BUTLER TWP — David Crummy has finally caught up.
“My brother (Bill) and I really had a sibling rivalry,” the 1979 Mars graduate said. “We competed in everything.
“He went into the Hall of Fame 27 years ago. Now I'm finally going to be in there with him.”
Crummy was a four-sport athlete at Mars and an all-state running back his senior year with the Planets. A three-year starter in football, he had a pair of 1,200-yard rushing seasons.
Crummy will be inducted into the Butler County Sports Hall of Fame during the organization's annual banquet at 6 p.m. Aug. 8 at the Butler Days Inn. The banquet has been rescheduled from April 25.
He also played baseball and basketball, along with running track in high school. He did track his freshman and sophomore years, played baseball as a junior and senior.
“I couldn't compete with my brother in track,” Crummy said. “I was a sprinter, ran the 100 and 200, and was pretty fast.
“Bill won the state championship three times in hurdles. I couldn't stand up to that. So I played baseball.”
A center fielder, he hit over .500 for two years and made all-section his senior season.
“It's not like I was a great hiter,” Crummy said. “Like I said, I had speed. I'd hit the ball on the ground and teams couldn't throw me out.
“I don't know if those were all hits or if the other teams just couldn't field the baseball.”
Also a cornerback-safety in football, Crummy's true legacy developed on the gridiron. He played in the PA East-West Game and the Big 33 all-star game. He received scholarship offers from Penn State, Pitt, Notre Dame, Ohio State and Michigan.
His college of choice was a no-brainer.
“We're a Penn State family,” Crummy said. “My father played for Joe Paterno's first team there. My brother played there.”
Crummy's own playing time at Penn State was short-lived.
After red-shirting as a freshman, Crummy was a second team defensive end his sophomore year. Spring football was when his playing career ended.
“I tore my ACL, MCL, patella tendon ... I destroyed my knee about as bad as you can do it,” he said.
Crummy spent the next two years working with the Nittany Lions' scout team defense, breaking down film and assisting in recruiting.
When he was a senior in 1982, Penn State defeated Georgia in the Sugar Bowl to win its first national championship.
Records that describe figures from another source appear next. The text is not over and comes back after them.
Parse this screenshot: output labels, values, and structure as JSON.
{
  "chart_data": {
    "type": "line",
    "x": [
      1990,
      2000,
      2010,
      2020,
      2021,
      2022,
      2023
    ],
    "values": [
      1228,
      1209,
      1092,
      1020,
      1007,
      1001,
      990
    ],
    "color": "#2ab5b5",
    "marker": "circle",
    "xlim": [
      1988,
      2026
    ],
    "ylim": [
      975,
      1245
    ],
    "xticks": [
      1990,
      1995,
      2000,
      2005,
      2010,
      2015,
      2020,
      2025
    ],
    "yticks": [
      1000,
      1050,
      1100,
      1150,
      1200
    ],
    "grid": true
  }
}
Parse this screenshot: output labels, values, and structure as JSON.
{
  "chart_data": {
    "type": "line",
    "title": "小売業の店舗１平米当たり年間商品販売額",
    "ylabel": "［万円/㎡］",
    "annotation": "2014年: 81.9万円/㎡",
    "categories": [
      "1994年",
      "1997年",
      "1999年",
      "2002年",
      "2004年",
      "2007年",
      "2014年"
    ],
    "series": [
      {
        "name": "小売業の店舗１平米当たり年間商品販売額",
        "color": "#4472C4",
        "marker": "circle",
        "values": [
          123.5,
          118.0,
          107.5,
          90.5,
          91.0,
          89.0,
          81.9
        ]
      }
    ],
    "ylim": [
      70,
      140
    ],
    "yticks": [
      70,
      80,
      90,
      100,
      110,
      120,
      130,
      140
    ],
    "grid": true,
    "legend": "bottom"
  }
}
“That was a lot of fun that year,” Crummy said. “I remember that freshman scout team defense I was working with. Those guys were crazy, I mean, absolutely nuts.
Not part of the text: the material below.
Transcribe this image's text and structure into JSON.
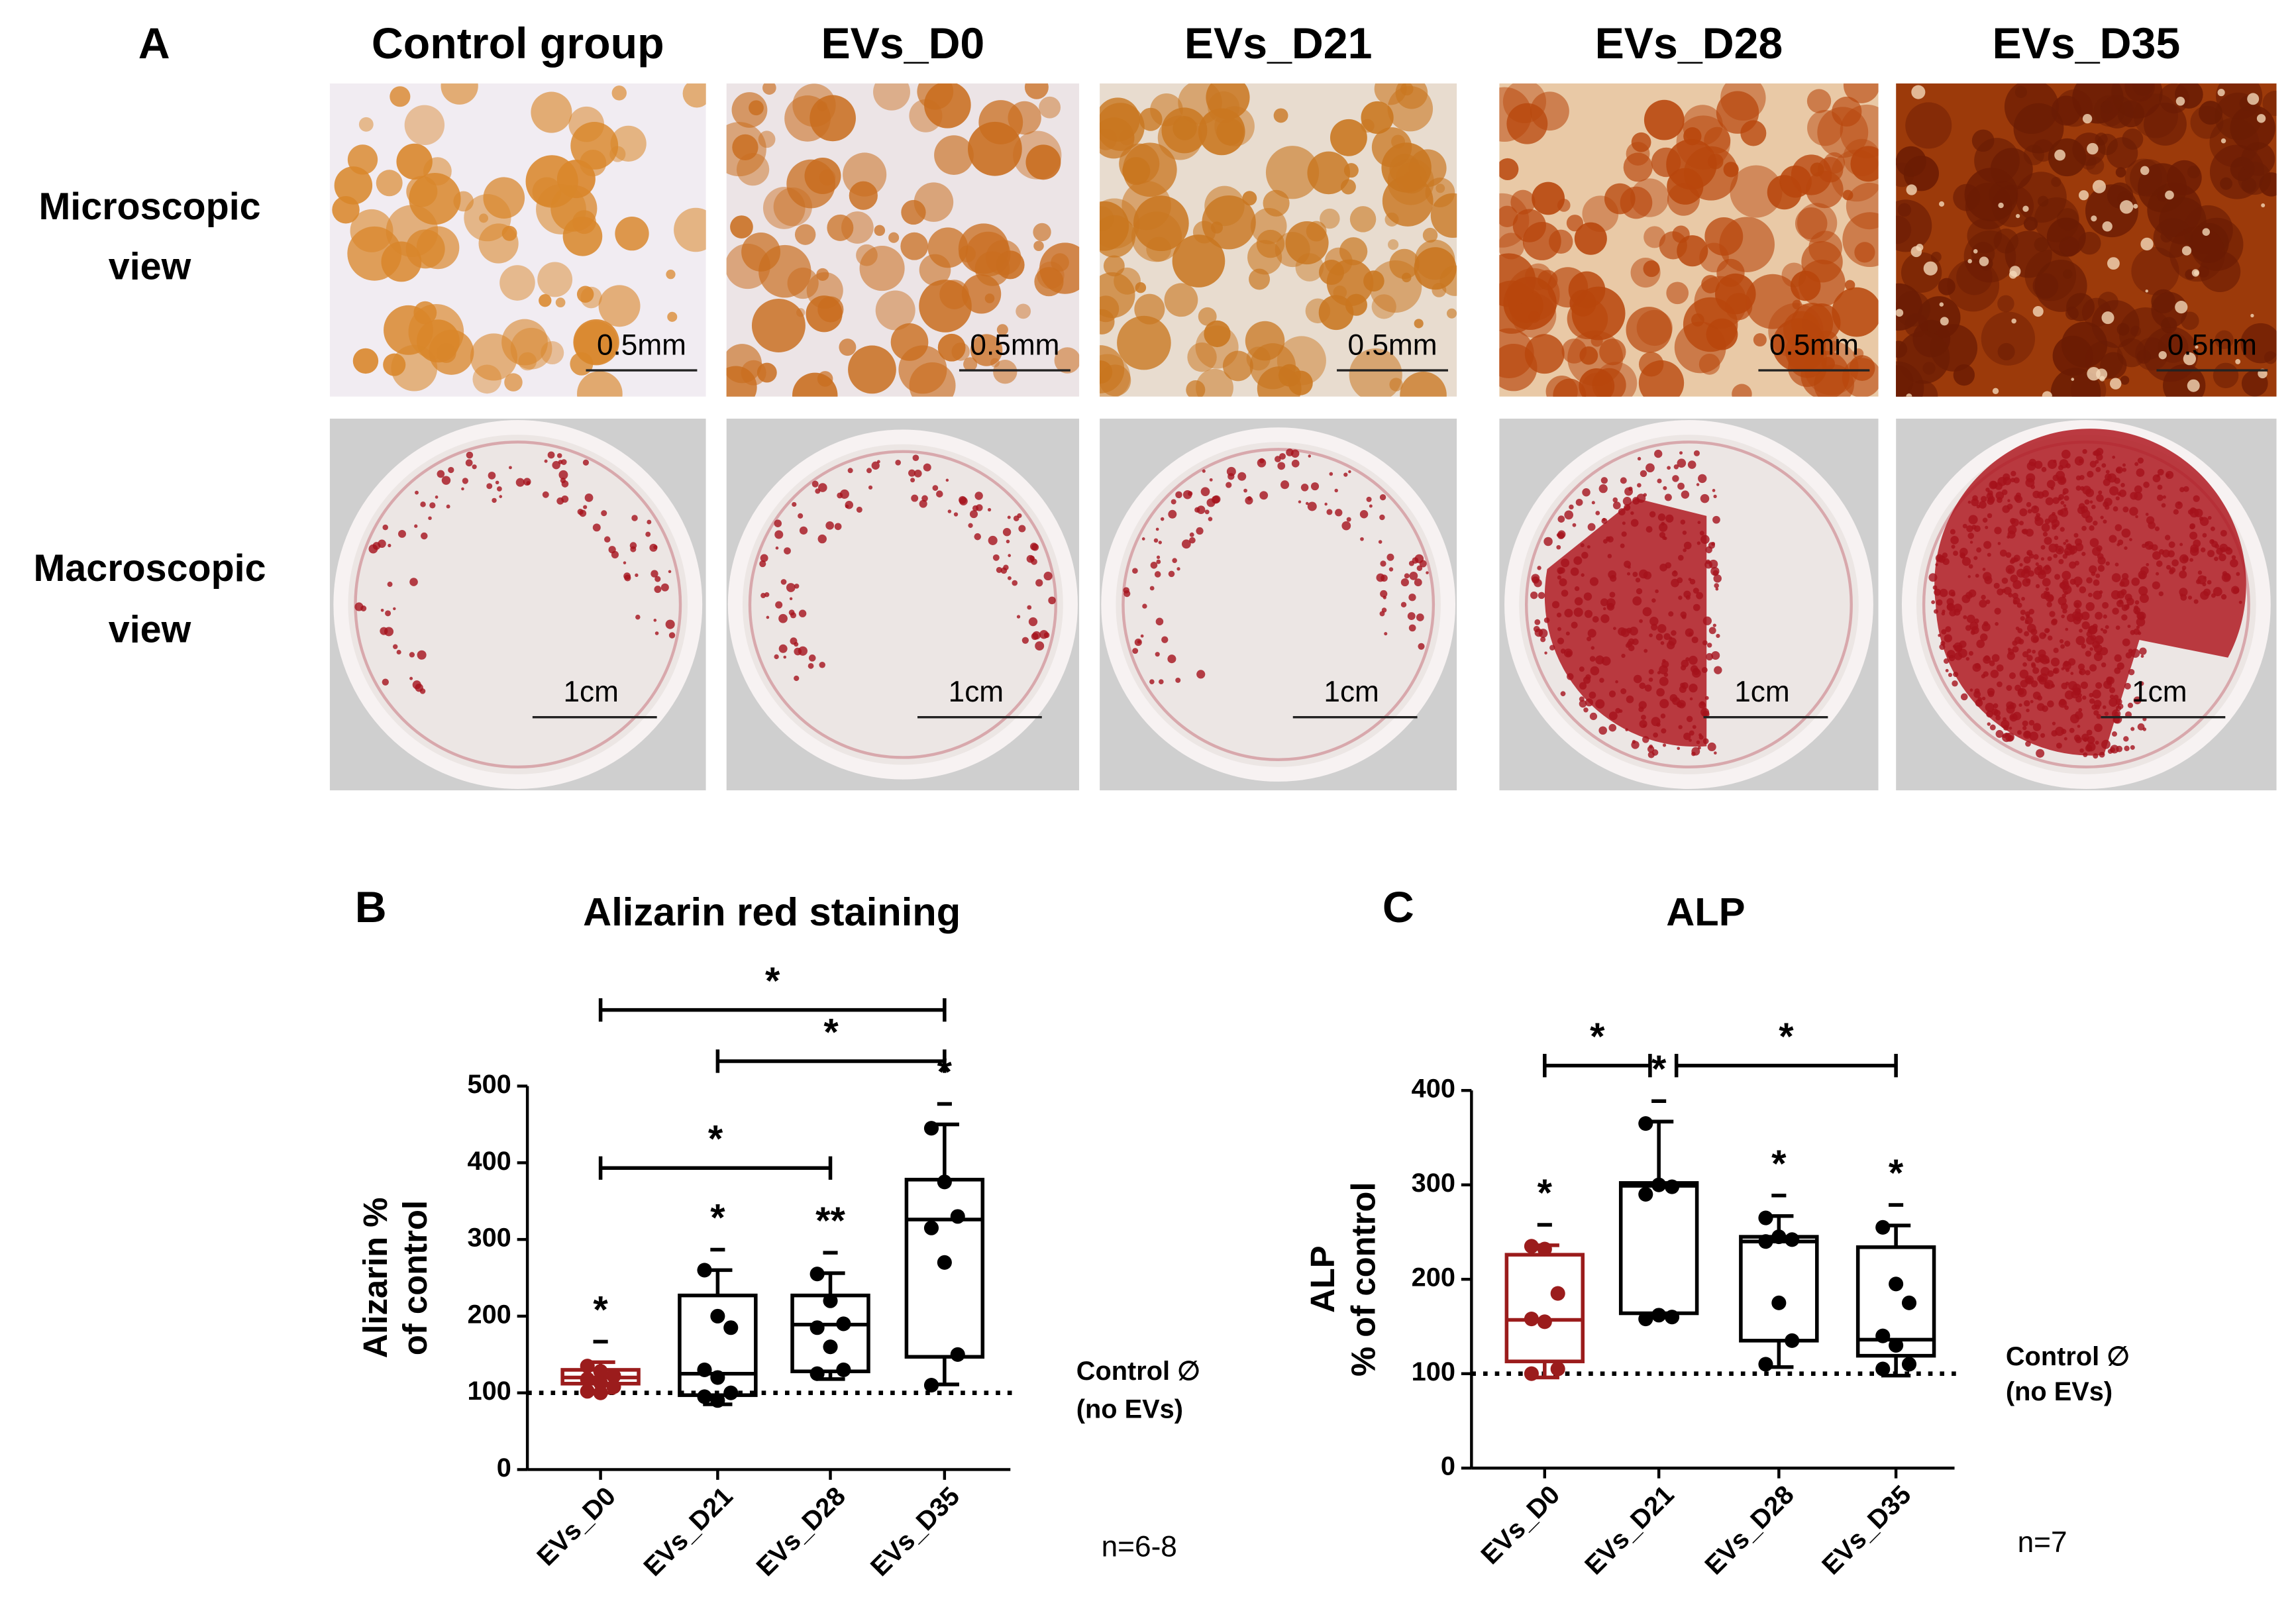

“They were getting after (quarterback) Todd Blackledge so hard in practice, Coach Paterno called me into his office one day and asked me what the heck I was doing. He said that scout team was all over his guys in practice.
“He also smiled and told me to keep it up,” Crummy added.
Crummy wound up with a degree in education. He went on to work for a sales company for 26 years. His son, John, was a catcher at Butler who went on to play for Miami (Ohio) University. He was a three-year starter with a career .305 batting average.
His daughter, Ellen, was a standout swimmer at Butler who also swam at Case Western University. She received a PhD in biochemistry.
“What I remember most about high school is we should have been better,” Crummy said of his football career. “Between me and our other back, we rushed for about 2,500 yards a year. I always felt like we should have won more games.”
Tickets for the Hall of Fame banquet are $30 in advance, $35 at the door. Tables of eight are $200. Tickets are available at Parker's Appliance in Chicora, Moses Jewelers at the Clearview Mall, The Butler Radio Network in Butler and Saxonburg Drug.